On 10/16/07, Justin M. Streiner <streiner@cluebyfour.org> wrote:
The effort someone would spend figuring out if 204/4 is reachable and not-pain-inducing in their infrastructure is better spent figuring out how to make IPv6 work within their sphere of responsibilities. I agree. The current rate at which blocks of IPv4 space are being allocated to the RIRs suggests that releasing a chunk from, say, 240/5 or 248/5 for consumption gets you about 1 year, tops.

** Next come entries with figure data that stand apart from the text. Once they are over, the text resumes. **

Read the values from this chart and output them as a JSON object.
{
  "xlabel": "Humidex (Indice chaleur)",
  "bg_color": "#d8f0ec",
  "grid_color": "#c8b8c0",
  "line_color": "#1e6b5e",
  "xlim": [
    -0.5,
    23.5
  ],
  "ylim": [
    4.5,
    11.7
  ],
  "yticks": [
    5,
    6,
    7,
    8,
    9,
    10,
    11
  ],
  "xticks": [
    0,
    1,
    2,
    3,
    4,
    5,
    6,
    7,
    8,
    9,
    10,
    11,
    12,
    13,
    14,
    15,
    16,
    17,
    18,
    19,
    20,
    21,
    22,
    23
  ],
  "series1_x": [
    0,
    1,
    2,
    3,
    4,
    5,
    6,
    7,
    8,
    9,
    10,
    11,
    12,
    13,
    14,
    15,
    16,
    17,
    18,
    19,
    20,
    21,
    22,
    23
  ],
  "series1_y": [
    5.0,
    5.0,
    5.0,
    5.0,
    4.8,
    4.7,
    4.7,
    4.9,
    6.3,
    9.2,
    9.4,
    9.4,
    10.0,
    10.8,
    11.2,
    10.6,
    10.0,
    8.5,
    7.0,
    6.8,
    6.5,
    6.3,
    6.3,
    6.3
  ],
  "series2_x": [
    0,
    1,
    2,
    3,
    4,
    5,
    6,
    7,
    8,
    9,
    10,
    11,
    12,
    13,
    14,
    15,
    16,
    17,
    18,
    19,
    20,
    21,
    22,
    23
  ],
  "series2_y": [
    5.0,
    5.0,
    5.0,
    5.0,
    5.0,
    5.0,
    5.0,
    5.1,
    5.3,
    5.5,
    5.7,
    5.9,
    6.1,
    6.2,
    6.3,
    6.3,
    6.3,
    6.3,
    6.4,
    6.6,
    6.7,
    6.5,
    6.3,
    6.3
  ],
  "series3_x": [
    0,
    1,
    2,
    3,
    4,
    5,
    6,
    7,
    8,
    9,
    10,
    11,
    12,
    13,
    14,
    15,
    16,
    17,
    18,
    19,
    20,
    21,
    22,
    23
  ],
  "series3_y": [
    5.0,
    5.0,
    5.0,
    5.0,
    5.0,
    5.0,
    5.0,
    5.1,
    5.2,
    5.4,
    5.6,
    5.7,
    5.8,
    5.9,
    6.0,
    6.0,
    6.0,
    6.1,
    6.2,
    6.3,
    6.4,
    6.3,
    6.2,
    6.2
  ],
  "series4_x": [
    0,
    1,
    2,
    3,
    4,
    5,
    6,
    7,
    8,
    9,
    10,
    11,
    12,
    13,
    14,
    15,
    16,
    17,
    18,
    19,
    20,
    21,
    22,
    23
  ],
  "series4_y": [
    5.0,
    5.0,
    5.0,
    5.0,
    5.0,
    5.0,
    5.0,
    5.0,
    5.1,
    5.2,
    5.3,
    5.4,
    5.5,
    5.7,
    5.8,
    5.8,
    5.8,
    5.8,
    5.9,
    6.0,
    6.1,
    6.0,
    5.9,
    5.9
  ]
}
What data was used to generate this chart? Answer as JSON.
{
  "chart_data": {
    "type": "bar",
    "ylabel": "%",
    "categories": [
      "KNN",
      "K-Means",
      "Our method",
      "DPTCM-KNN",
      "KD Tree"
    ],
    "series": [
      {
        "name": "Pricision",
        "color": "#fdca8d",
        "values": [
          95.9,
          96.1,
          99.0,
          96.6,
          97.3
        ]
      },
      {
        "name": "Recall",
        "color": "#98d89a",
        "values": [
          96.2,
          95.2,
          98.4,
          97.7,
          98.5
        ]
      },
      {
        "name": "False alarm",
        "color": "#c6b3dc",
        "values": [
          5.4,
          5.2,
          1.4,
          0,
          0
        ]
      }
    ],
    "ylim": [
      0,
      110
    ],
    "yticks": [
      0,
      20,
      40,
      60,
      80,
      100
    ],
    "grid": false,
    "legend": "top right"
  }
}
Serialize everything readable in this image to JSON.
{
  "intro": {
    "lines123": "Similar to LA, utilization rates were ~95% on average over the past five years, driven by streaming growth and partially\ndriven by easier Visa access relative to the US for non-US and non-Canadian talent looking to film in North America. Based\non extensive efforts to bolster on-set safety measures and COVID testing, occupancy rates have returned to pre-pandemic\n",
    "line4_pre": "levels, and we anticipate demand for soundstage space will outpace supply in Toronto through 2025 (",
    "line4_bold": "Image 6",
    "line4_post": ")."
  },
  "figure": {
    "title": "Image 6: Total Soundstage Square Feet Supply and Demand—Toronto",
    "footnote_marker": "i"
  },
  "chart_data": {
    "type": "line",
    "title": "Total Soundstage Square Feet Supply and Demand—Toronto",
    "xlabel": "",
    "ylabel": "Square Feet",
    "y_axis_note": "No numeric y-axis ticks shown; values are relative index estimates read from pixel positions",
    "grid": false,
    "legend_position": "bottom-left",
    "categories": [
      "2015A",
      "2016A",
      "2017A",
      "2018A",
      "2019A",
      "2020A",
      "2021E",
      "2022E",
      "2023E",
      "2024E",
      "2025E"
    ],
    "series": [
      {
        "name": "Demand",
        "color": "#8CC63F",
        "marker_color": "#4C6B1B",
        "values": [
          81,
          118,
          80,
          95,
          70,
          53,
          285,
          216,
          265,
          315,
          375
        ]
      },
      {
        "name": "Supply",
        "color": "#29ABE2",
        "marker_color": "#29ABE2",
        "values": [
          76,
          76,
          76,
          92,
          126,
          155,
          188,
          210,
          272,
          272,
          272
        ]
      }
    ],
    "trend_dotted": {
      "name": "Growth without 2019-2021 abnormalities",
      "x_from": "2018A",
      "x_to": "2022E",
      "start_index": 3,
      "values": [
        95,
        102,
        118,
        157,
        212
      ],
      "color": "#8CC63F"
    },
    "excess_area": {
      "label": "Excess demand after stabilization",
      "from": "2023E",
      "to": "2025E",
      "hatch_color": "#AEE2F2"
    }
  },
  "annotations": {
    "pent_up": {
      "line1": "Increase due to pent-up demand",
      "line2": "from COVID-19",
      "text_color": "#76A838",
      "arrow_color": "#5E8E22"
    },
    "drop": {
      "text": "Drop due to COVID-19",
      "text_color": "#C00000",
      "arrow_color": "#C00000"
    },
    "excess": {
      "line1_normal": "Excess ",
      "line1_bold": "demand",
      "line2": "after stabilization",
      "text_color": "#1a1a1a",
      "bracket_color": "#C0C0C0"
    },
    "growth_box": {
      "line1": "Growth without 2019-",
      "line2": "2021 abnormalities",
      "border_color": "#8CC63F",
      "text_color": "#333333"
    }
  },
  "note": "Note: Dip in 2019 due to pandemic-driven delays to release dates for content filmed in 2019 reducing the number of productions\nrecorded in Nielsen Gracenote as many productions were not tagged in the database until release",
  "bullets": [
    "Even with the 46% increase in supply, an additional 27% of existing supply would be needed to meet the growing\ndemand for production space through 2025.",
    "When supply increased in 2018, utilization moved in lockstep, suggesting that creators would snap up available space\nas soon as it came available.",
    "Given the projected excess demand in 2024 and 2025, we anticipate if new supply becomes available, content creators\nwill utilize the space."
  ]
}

A year is good. My recommendation would be to adamantly refuse to let the RIRs assign it for public space and insist that it's for experimental use only, even though these days the place for research is IPv6 or its interaction with IPv4, and maybe even put out some interesting but not actually useful piece of researchware such as RFC1149bis (homeland security emergency warning notification via location-agile mobile distribution of audio recordings using peer-to-peer avian carriers.) Then when we actually do run out of IPv4 space and major players start complaining that they're Just Not Ready for IPv6, because you know that's going to happen, have the RFC author grudgingly agree to release the space and retarget the research, giving the carriers and other players one more year to get serious. -- ---- Thanks; Bill Note that this isn't my regular email account - It's still experimental so far. And Google probably logs and indexes everything you send it.